Com a elevação dos juros pelo Banco Central e a valorização do real, a perspectiva a partir de maio é a inflação diminuir, e pela projeção do mercado financeiro, deve fechar o ano entre 8,8% e 9%.
Mas a pressão inflacionária já causa estragos. O setor de supermercados, que já vinha em desaceleração, registrou queda de 1,8% em fevereiro por conta da alta dos preços. Segundo um representante do ramo, a projeção é fechar o trimestre com resultado negativo em termos reais.
O PROBLEMA DOS SEMICONDUTORES
A normalização do fornecimento de semicondutores, que impactou fortemente setores como o de eletroeletrônicos e o automobilístico desde o início da pandemia, vai se arrastar um pouco mais.
De acordo com um representante da indústria, o mercado global assiste a um agravamento dessa crise com a guerra Rússia-Ucrânia, já que ambos são grandes produtores mundiais de paládio e gás neônio, insumos essenciais na produção de chips.
“Nesse momento, há reclamações sobre pressão de custos e expectativa de novos aumentos de fretes internacionais, além da dificuldade de repasse dos preços”, afirmou.

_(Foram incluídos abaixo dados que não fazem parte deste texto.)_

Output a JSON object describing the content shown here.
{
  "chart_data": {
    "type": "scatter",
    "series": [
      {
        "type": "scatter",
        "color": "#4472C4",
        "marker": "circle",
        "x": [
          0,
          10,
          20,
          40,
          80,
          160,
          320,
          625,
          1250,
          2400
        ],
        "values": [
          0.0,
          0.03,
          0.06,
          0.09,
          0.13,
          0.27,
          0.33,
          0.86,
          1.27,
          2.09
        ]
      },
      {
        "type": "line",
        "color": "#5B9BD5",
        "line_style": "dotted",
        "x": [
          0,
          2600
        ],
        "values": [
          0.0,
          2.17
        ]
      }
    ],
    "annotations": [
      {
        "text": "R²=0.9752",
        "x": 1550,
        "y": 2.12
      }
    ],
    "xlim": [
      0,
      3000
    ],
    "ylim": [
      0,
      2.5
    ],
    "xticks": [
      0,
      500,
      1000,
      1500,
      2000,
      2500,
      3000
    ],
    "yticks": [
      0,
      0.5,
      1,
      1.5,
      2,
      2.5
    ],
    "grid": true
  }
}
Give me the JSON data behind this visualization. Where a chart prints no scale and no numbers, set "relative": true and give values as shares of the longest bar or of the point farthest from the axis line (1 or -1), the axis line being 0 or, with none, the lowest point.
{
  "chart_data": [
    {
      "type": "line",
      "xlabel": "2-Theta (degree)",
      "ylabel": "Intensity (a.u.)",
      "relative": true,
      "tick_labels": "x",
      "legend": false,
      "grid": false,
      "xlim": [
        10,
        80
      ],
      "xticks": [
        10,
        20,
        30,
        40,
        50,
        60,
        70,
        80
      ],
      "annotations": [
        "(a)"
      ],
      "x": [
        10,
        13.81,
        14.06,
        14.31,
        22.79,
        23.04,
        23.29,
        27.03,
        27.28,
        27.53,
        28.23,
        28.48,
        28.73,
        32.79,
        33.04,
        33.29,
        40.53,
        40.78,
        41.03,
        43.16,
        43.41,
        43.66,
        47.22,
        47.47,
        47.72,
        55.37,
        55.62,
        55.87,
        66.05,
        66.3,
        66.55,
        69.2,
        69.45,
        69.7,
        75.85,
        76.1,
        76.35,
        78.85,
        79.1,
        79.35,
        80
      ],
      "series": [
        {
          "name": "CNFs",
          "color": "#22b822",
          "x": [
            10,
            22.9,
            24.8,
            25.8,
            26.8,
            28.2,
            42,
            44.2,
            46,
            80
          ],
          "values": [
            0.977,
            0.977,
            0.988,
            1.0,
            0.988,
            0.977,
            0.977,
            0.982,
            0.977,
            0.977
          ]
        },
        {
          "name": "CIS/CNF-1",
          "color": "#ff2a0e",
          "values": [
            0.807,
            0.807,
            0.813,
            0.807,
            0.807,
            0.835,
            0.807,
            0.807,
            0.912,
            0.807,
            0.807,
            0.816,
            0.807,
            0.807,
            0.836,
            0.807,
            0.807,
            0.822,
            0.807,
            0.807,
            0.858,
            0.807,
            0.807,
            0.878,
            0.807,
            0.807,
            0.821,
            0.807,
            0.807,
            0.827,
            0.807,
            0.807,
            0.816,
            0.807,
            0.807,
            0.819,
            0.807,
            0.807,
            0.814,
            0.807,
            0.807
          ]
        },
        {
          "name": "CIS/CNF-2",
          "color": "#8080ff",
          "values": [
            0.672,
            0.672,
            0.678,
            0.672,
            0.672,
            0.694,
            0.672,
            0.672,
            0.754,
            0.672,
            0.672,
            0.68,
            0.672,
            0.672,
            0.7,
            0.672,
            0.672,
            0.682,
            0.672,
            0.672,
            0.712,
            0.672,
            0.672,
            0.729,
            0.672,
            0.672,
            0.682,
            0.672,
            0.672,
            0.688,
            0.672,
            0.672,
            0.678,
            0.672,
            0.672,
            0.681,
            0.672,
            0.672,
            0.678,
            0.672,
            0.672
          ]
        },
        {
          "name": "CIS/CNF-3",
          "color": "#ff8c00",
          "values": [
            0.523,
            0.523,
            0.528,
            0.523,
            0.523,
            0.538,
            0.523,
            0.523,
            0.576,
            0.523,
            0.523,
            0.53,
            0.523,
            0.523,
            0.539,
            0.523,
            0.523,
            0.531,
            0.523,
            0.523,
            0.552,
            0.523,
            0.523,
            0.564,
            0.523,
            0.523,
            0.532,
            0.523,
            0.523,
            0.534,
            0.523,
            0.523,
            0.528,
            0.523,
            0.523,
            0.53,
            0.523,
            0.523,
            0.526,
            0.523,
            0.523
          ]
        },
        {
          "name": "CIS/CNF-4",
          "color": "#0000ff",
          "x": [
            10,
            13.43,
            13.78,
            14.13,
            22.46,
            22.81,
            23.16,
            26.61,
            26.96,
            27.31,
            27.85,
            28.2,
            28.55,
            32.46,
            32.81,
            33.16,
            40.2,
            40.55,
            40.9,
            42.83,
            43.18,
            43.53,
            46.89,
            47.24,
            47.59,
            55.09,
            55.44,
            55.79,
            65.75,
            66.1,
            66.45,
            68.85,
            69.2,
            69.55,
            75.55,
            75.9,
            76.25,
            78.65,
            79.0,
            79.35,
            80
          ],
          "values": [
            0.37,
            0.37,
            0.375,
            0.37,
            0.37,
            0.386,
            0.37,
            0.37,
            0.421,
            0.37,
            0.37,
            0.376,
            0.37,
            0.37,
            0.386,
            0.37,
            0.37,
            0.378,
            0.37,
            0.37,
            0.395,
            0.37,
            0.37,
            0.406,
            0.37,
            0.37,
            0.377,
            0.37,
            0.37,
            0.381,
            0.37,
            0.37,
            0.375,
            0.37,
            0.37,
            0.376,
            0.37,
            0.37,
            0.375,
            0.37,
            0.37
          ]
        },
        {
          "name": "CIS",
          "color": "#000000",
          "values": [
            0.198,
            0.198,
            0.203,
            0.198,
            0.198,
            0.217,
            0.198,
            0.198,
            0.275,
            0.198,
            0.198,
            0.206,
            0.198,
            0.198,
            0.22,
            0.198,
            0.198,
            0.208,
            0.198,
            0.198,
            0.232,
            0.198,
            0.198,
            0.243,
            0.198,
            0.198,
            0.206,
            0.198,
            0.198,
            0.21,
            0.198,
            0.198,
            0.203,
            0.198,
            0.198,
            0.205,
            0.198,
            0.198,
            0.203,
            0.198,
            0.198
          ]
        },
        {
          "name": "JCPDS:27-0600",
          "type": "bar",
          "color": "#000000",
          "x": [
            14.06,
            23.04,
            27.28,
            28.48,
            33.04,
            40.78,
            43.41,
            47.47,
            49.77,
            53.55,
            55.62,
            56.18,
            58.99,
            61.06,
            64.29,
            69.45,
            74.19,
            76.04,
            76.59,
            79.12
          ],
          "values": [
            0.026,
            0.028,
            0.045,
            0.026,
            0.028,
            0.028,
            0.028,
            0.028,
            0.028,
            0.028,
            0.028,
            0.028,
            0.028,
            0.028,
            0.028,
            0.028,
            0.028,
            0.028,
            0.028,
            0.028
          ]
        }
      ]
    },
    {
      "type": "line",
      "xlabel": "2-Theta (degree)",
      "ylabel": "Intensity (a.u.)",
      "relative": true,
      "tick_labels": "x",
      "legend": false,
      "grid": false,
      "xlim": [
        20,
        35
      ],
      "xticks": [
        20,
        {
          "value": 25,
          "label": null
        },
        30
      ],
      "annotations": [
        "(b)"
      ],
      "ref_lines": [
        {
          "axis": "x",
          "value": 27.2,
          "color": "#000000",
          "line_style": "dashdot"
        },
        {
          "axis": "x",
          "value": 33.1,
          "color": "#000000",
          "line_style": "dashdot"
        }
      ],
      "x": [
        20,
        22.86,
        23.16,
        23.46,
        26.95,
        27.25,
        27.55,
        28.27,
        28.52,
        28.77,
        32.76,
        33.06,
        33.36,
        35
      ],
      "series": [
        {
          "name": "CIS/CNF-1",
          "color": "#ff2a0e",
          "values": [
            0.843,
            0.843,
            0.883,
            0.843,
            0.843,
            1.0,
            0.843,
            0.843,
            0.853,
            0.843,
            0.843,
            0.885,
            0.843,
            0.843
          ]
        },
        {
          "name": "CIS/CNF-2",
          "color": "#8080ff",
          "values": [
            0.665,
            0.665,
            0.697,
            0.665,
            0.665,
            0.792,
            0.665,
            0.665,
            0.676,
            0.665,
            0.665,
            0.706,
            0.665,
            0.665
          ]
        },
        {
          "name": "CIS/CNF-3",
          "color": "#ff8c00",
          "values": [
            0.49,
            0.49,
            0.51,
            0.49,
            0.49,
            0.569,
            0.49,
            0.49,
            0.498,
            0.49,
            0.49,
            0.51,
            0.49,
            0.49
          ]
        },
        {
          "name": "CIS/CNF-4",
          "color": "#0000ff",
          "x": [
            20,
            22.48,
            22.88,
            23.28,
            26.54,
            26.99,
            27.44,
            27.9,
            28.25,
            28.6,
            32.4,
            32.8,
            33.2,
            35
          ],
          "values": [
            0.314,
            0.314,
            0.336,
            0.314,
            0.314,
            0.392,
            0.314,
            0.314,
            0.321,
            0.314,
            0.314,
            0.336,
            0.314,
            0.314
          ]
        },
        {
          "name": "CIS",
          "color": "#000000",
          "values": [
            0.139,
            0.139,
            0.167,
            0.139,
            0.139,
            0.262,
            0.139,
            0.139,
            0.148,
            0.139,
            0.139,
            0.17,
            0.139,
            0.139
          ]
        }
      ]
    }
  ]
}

Na indústria de eletroeletrônicos, os atrasos na produção causados pela falta de componentes já geraram grandes impactos, fazendo os indicadores de capacidade instalada caírem, gradativamente, de 79% para 76% entre dezembro e fevereiro.
Em sondagem recente, 58% das empresas disseram atuar sem previsibilidade, pois até o momento não receberam nenhum tipo de informação de seus fornecedores nos países participantes do conflito sobre a volta do fornecimento.
Apenas 6% optaram pelo fornecimento indireto, ou seja, compram de outros países que importam insumos das regiões conflituosas, destacou uma economista especializada no setor. Se no ano passado 53% das empresas previam a normalidade, já em 2022, esse número caiu para 36%. Outras 34% acreditam que a situação só normaliza no ano que vem.
Mas há outras complicações afetando alguns segmentos da indústria, como o apelidado pela Receita Federal de “camelódromo virtual”. Ou seja, compras feitas no comércio crossborder (via plataformas de e-commerce estrangeiras para consumidores no exterior, como Shopee, AliExpres, Shein e até Mercado Livre), que vendem no Brasil mas não pagam imposto.
A subnotificação de valores nessas operações (ou seja, abaixo do valor real dos produtos) também está no radar da Receita, já que, pela lei, pessoas físicas podem vender itens até US$ 50 nessas plataformas sem pagar impostos de importação, explicou um especialista em e-commerce.
“O governo federal acaba de anunciar uma medida provisória para coibir essa prática”, destacou.
Segundo a representante de eletroeletrônicos, em janeiro, o segmento caiu 13% por conta desse problema, e também ao afastamento de trabalhadores pela variante Ômicron da covid-19.